Robert Reynolds says
Thank you William for the quick reply. We do not want to prevent HTML5 access, just restrict it to certain IP ranges. Am I correct in thinking that HTML5 does not use port 902 on the ESXi host but rather 7343? That is why we were looking for a way to restrict on ESXi. Are customized ESXi firewall rules a viable solution?
William Lam says
Robert,
That's correct, HTML5 uses WebMKS which runs over a different port. For vSphere 5.5, that was 7343 and in with vSphere 6.0 is it 9443 (same port as the vSphere Web Client itself) and you could also change the default HTML5 port as well.
For what you're trying to accomplish, the options would be to filter at VC level restricting the IPs or doing this higher up the stack at the networking infrastructure level which is also pretty common when needing to set ACLs. There's nothing to do on ESXi itself and best method is to do this somewhere where you can easily manage it and I personally wouldn't recommend doing it at the ESXi host level, even if it was possible.
Robert Reynolds says
In looking at the filter option for VC I am having a hard time getting a definite list of ports for vSphere 6 that we would need to restrict. Is it still 902 for the Windows client and then 9443 for the Web client and HTML5. Are there any other ports to be concerned about for the remote console?
Dion says
Hi, Is there any way we can apply the permission all hosts at a cluster level to apply to the hosts without it recursing down to other VMs? We have a few different tenants in the same vcenter and we currently restrict visibility by restricting permissions to the resource pool.
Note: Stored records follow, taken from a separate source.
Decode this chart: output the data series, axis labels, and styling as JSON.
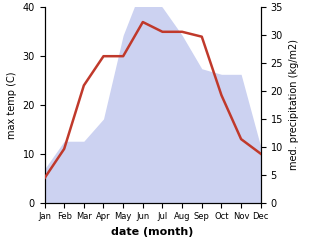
{
  "months": [
    "Jan",
    "Feb",
    "Mar",
    "Apr",
    "May",
    "Jun",
    "Jul",
    "Aug",
    "Sep",
    "Oct",
    "Nov",
    "Dec"
  ],
  "temperature": [
    5,
    11,
    24,
    30,
    30,
    37,
    35,
    35,
    34,
    22,
    13,
    10
  ],
  "precipitation": [
    6,
    11,
    11,
    15,
    30,
    39,
    35,
    30,
    24,
    23,
    23,
    10
  ],
  "temp_color": "#c0392b",
  "precip_color": "#aab4e8",
  "precip_edge_color": "#8899cc",
  "precip_alpha": 0.6,
  "xlabel": "date (month)",
  "ylabel_left": "max temp (C)",
  "ylabel_right": "med. precipitation (kg/m2)",
  "ylim_left": [
    0,
    40
  ],
  "ylim_right": [
    0,
    35
  ],
  "yticks_left": [
    0,
    10,
    20,
    30,
    40
  ],
  "yticks_right": [
    0,
    5,
    10,
    15,
    20,
    25,
    30,
    35
  ],
  "temp_lw": 1.8,
  "xlabel_fontsize": 8,
  "ylabel_fontsize": 7,
  "tick_fontsize": 7,
  "xtick_fontsize": 6
}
It would be nice to not have to set it to all hosts manually or via script it as its not persistent when hosts move in and out of a cluster. Setting this at the cluster level with recursion 1, exposes too much to different groups and 2, doesn't seem like a secure thing to do.
William Lam says
Yes, you can always use a script to apply to all hosts within a Cluster and not recurse down. Obviously the UI won't have these levels of granularity but that's where Automation can help.
Peter says
William,
My vCenter not public, What would be the best solution?
owensderwin says
Hello William,
I have two ESXi 6.0 servers that i have built both identical versions (6.0.0 Update 2 (Build 4600944)), however i can only connect to the guess machines on one of these ESXi servers using VMRC 10 or 9 Mac stand alone client. It just sits in a "connecting" state. Any idea where i should look to resolve this issue?